Interprétation paranoïaque ? Pas si sûr. Parmi la dizaine de cas présentés en atelier pour illustrer les promesses et les bienfaits du Big Data, il y a quelques exemples où on se dit que la data va permettre de faire des économies d’énergie, de moins polluer, de rationaliser des process ou de gérer des épidémies, d’anticiper (sans certitude) les accidents climatiques ou sismiques. Après, tout dépend de ce qu’on cherche à faire prédire aux datas et pourquoi. IBM, par exemple, a fièrement présenté son application analytique pour le tournoi de Roland-Garros. Elle laisse pour le moins perplexe : elle donne en quasi-temps réel les points, la vitesse des balles ou celle du vent, analyse les centaines de milliers de coups échangés par le passé entre deux adversaires en prétendant prédire l’imprévisible, à savoir qui va gagner le match. Quel intérêt ? À moins que le géant de l’informatique n’ait l’intention de prendre un pourcentage sur les paris… Plus sérieusement, la mise en avant de ce savoir-faire prédictif sert d’autres grands projets, comme les programmes de police prédictive. Il s’agit de croiser massivement des bases de données de crimes et délits avec les horaires, les événements et le temps qu’il faisait pour obtenir des cartographies urbaines annonçant les futurs crimes et zones à risque.
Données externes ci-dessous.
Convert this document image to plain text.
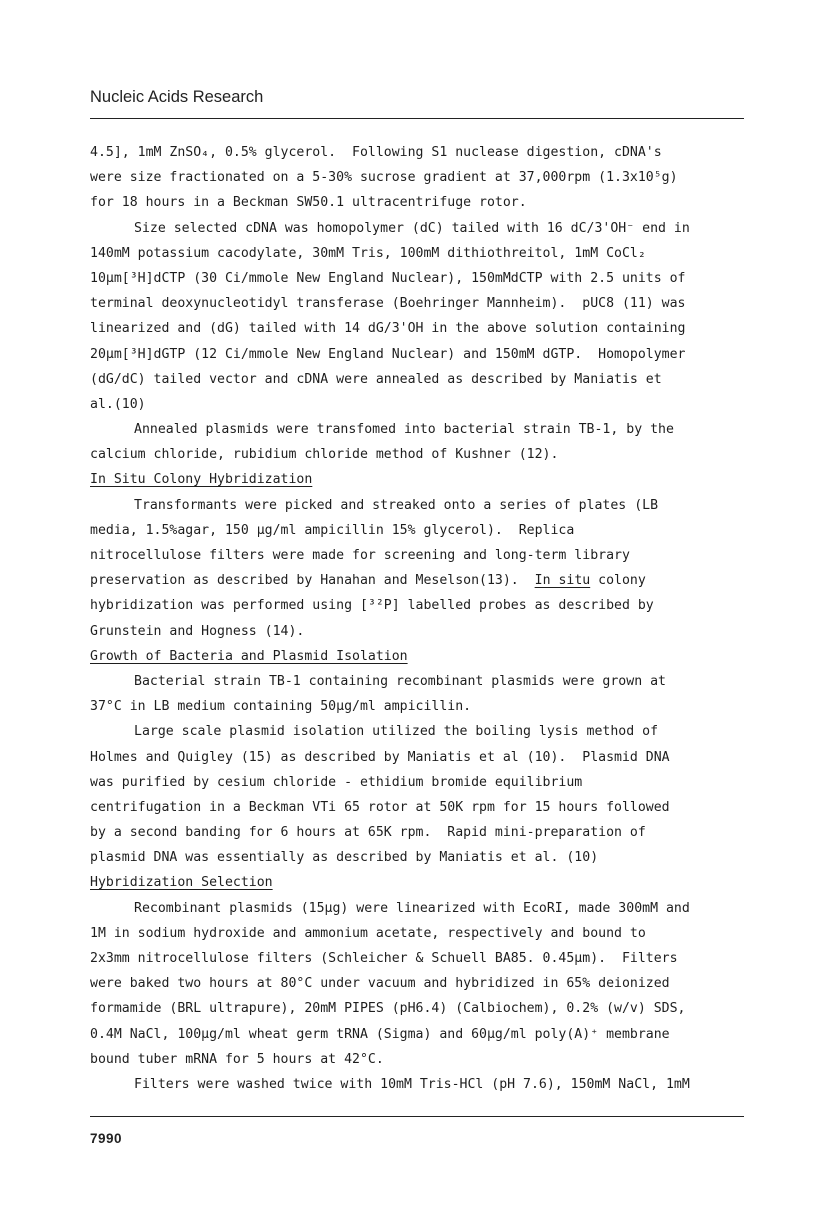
Nucleic Acids Research
4.5], 1mM ZnSO₄, 0.5% glycerol.  Following S1 nuclease digestion, cDNA's
were size fractionated on a 5-30% sucrose gradient at 37,000rpm (1.3x10⁵g)
for 18 hours in a Beckman SW50.1 ultracentrifuge rotor.
Size selected cDNA was homopolymer (dC) tailed with 16 dC/3'OH⁻ end in
140mM potassium cacodylate, 30mM Tris, 100mM dithiothreitol, 1mM CoCl₂
10µm[³H]dCTP (30 Ci/mmole New England Nuclear), 150mMdCTP with 2.5 units of
terminal deoxynucleotidyl transferase (Boehringer Mannheim).  pUC8 (11) was
linearized and (dG) tailed with 14 dG/3'OH in the above solution containing
20µm[³H]dGTP (12 Ci/mmole New England Nuclear) and 150mM dGTP.  Homopolymer
(dG/dC) tailed vector and cDNA were annealed as described by Maniatis et
al.(10)
Annealed plasmids were transfomed into bacterial strain TB-1, by the
calcium chloride, rubidium chloride method of Kushner (12).
In Situ Colony Hybridization
Transformants were picked and streaked onto a series of plates (LB
media, 1.5%agar, 150 µg/ml ampicillin 15% glycerol).  Replica
nitrocellulose filters were made for screening and long-term library
preservation as described by Hanahan and Meselson(13).  In situ colony
hybridization was performed using [³²P] labelled probes as described by
Grunstein and Hogness (14).
Growth of Bacteria and Plasmid Isolation
Bacterial strain TB-1 containing recombinant plasmids were grown at
37°C in LB medium containing 50µg/ml ampicillin.
Large scale plasmid isolation utilized the boiling lysis method of
Holmes and Quigley (15) as described by Maniatis et al (10).  Plasmid DNA
was purified by cesium chloride - ethidium bromide equilibrium
centrifugation in a Beckman VTi 65 rotor at 50K rpm for 15 hours followed
by a second banding for 6 hours at 65K rpm.  Rapid mini-preparation of
plasmid DNA was essentially as described by Maniatis et al. (10)
Hybridization Selection
Recombinant plasmids (15µg) were linearized with EcoRI, made 300mM and
1M in sodium hydroxide and ammonium acetate, respectively and bound to
2x3mm nitrocellulose filters (Schleicher & Schuell BA85. 0.45µm).  Filters
were baked two hours at 80°C under vacuum and hybridized in 65% deionized
formamide (BRL ultrapure), 20mM PIPES (pH6.4) (Calbiochem), 0.2% (w/v) SDS,
0.4M NaCl, 100µg/ml wheat germ tRNA (Sigma) and 60µg/ml poly(A)⁺ membrane
bound tuber mRNA for 5 hours at 42°C.
Filters were washed twice with 10mM Tris-HCl (pH 7.6), 150mM NaCl, 1mM
7990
Façon Minority Report . IBM travaille à la détection de la « malintention » comme on dit aux États-Unis. 

A comme arithmétique : Raymond Queneau évoque les « googols » d’informations en fin de vidéo

On n’en est pas encore au googol (ou gogol) d’information (10 puissance 100) cher à Raymond Queneau et à un certain moteur de recherche qui signe ainsi son goût immodéré pour la donnée, mais ça pourrait venir. Personne ne peut dire aujourd’hui vers quelle société nous emmène cette frénésie mathématico-scientiste de l’accumulation/scrutation de la data, supposée être un remède à l’hyper-complexité et à l’accélération insoutenable du monde, engendrées par le progrès technologique et la croissance sans fin. Mais on en a une petite idée quand même : entre le vertige trompeur de la prédiction en temps réel, le toujours plus de complexité, la foi aveugle dans les nombres, la machine, et l’avidité jamais comblée, la place laissée à l’humain dans cette société du Big Data est clairement celle de « gisement de données » exploitable. Après la marchandisation de sa force de travail, de ses créations, de ses constituants biologiques et génétiques, voici venu le temps de l’appropriation de ses datas et de leur analyse pour parvenir au plus près de ce qui était jusqu’ici sa propriété et sa liberté inaliénable : son comportement, sa psyché et sa pensée. Pour détecter toujours mieux ses aspirations, ses désirs, voire ses velléités à la mal-pensée. Alors, comme le chantent les Saltimbanks, ne lâchez rien, défendez ces datas qui ne sont pas à eux, mais à vous.